I am trying to create a report that will return a list of people whose cities most likely need to be corrected.

I was thinking of comparing the data against other data within the table to leverage the assumption that most of the cities are spelled correctly. Take Albuquerque, for example. We have records for many of the zip codes, but the city isn't always spelled correctly.

I can't figure out my next step.

Here's what I have started with:

SELECT city, zip_5_digits, COUNT(*) AS "COUNT"
FROM people

INNER JOIN addresses
ON addresses.people_id = people.id
AND city LIKE 'Albu%que'

GROUP BY city, zip_5_digits

Doing this results in

Albuqureque 87108 1
Albuquerque 87108 238
Albuqerque 87109 1
Albuquerque 87109 34

What I'd like to do is, for each row, find the maximum records where the zip code matches but the city does not match. If there is no match, I want to return that record, and I'll use this to return people's id and names, since I most likely need to correct the name of the city for those people who have it mis-spelled.

Answer Source

This is hard, because some "cities" have very few residents. And, some zip codes might just have a small part of a city.

I would recommend two rules:

  • Look at zip codes that have at least a certain number of people -- say 100.
  • Look at cities in the zip code that have less than some number -- say 5.

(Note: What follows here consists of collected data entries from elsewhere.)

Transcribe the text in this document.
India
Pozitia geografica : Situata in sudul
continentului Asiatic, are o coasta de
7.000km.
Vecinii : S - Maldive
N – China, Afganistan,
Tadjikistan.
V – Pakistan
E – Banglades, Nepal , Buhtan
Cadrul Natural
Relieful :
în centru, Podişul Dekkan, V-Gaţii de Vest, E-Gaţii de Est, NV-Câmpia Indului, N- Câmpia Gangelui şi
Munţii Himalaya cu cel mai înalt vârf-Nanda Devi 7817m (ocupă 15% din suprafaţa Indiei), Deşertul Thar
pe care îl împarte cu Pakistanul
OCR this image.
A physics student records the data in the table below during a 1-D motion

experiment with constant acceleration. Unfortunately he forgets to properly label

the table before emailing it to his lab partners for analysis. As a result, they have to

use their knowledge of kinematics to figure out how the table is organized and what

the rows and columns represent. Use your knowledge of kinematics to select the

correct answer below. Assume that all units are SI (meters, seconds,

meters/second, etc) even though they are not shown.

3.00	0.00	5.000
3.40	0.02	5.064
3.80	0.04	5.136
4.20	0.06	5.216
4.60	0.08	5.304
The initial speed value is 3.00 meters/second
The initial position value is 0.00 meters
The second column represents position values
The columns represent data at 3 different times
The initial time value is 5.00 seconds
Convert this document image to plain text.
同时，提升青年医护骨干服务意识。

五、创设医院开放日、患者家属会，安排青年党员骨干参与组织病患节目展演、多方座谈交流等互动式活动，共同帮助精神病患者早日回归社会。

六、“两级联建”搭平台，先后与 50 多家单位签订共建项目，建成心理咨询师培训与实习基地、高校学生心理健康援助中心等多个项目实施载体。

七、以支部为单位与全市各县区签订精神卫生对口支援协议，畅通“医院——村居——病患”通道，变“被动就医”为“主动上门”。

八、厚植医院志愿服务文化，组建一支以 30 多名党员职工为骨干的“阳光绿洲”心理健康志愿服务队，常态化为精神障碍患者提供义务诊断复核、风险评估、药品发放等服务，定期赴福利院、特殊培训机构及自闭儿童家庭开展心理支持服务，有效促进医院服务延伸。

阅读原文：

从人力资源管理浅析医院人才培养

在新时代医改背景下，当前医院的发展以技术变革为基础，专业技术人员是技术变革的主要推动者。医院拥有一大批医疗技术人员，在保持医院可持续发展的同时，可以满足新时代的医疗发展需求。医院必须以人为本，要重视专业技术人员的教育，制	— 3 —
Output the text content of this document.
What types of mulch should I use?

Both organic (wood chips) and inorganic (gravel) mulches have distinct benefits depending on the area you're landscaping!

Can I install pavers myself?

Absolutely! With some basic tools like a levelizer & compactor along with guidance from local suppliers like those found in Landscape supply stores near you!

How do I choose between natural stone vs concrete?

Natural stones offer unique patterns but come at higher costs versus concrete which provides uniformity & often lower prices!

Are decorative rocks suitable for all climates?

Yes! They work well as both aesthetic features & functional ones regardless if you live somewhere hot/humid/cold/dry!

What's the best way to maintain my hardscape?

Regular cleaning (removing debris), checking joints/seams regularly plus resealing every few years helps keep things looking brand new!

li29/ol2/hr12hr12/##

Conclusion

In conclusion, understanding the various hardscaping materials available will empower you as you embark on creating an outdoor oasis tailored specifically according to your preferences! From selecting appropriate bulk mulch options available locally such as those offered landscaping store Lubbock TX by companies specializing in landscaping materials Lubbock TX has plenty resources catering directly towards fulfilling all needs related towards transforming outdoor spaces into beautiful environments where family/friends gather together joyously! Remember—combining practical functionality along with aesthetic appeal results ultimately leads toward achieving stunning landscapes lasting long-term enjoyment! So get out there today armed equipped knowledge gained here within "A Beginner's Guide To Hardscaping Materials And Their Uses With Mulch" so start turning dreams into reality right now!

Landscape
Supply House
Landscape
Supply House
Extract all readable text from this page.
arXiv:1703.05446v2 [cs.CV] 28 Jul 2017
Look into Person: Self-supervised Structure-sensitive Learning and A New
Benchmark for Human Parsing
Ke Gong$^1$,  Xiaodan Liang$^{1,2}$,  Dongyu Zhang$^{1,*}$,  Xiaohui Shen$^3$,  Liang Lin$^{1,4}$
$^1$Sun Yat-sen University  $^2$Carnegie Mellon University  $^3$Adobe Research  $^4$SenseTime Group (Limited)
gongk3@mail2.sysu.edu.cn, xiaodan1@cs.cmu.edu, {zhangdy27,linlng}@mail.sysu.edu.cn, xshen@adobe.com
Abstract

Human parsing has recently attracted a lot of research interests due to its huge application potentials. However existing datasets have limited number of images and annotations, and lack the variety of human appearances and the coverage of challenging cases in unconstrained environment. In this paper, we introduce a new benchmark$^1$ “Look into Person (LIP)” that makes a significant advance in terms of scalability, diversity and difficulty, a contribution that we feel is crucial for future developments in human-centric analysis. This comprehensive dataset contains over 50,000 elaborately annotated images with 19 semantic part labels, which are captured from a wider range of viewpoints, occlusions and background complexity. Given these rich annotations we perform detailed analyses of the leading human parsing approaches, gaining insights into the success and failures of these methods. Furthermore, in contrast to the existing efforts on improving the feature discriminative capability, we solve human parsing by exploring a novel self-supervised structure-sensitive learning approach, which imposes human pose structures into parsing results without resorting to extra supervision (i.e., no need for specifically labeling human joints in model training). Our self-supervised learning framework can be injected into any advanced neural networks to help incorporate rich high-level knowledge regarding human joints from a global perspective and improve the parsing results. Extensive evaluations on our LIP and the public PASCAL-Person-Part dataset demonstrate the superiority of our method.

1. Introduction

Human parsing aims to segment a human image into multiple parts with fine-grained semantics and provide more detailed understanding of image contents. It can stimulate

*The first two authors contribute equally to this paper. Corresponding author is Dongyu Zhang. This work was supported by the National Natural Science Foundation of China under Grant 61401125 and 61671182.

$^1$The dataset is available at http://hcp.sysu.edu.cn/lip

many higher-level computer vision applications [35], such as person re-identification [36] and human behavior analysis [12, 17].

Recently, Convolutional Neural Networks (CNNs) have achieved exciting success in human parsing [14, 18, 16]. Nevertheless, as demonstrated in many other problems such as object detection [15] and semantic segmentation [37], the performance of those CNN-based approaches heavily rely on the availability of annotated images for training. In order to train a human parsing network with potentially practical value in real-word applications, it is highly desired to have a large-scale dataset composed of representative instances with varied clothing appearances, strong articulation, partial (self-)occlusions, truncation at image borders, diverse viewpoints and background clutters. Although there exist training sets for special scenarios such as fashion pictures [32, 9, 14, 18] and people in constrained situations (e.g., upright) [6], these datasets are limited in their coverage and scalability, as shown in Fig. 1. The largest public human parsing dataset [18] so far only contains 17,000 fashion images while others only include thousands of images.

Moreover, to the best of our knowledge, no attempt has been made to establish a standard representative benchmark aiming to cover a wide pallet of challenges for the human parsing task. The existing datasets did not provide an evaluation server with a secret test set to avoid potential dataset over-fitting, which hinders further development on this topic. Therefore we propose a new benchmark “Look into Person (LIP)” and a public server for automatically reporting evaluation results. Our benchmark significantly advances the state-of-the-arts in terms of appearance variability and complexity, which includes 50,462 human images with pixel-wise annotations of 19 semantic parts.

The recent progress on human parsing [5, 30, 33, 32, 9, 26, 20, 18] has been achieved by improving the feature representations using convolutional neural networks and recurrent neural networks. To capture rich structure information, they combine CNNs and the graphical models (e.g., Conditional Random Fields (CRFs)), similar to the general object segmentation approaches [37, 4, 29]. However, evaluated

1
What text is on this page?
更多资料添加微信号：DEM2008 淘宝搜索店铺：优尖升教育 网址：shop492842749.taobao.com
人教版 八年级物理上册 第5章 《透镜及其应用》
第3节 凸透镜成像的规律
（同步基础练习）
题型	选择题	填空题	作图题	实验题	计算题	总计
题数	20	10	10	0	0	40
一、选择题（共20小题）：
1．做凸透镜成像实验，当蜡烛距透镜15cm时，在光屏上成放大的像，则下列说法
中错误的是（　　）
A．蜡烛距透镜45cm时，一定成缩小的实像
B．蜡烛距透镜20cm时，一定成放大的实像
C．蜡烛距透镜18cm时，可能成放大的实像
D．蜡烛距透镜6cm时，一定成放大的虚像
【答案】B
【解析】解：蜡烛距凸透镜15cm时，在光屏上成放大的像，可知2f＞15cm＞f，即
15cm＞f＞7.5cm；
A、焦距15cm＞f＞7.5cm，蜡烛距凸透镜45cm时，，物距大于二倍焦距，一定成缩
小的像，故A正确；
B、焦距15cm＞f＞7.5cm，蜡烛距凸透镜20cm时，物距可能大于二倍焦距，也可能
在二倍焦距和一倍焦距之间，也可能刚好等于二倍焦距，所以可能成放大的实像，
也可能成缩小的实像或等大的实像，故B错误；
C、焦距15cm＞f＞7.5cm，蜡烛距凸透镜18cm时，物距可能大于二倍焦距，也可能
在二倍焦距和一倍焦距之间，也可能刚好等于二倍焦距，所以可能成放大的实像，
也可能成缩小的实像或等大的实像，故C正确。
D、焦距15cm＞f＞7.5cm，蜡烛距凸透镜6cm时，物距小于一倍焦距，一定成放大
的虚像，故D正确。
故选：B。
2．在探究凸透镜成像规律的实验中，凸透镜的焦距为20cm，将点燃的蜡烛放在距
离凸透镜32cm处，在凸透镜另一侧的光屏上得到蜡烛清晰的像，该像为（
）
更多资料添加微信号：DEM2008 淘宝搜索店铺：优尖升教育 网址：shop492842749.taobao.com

There are candidates for misspellings:

FROM (SELECT city, zip_5_digits, COUNT(*) AS cnt,
             MAX(COUNT(*)) OVER (PARTITION BY zip_5_digits) as max_cnt,
             SUM(COUNT(*)) OVER (PARTITION BY zip_5_digits) as sum_cnt
      FROM people p, INNER JOIN
           addresses a
           ON a.people_id = p.id
      GROUP BY city, zip_5_digits
     ) pa
WHERE sum_cnt >= 100 AND cnt <= 5;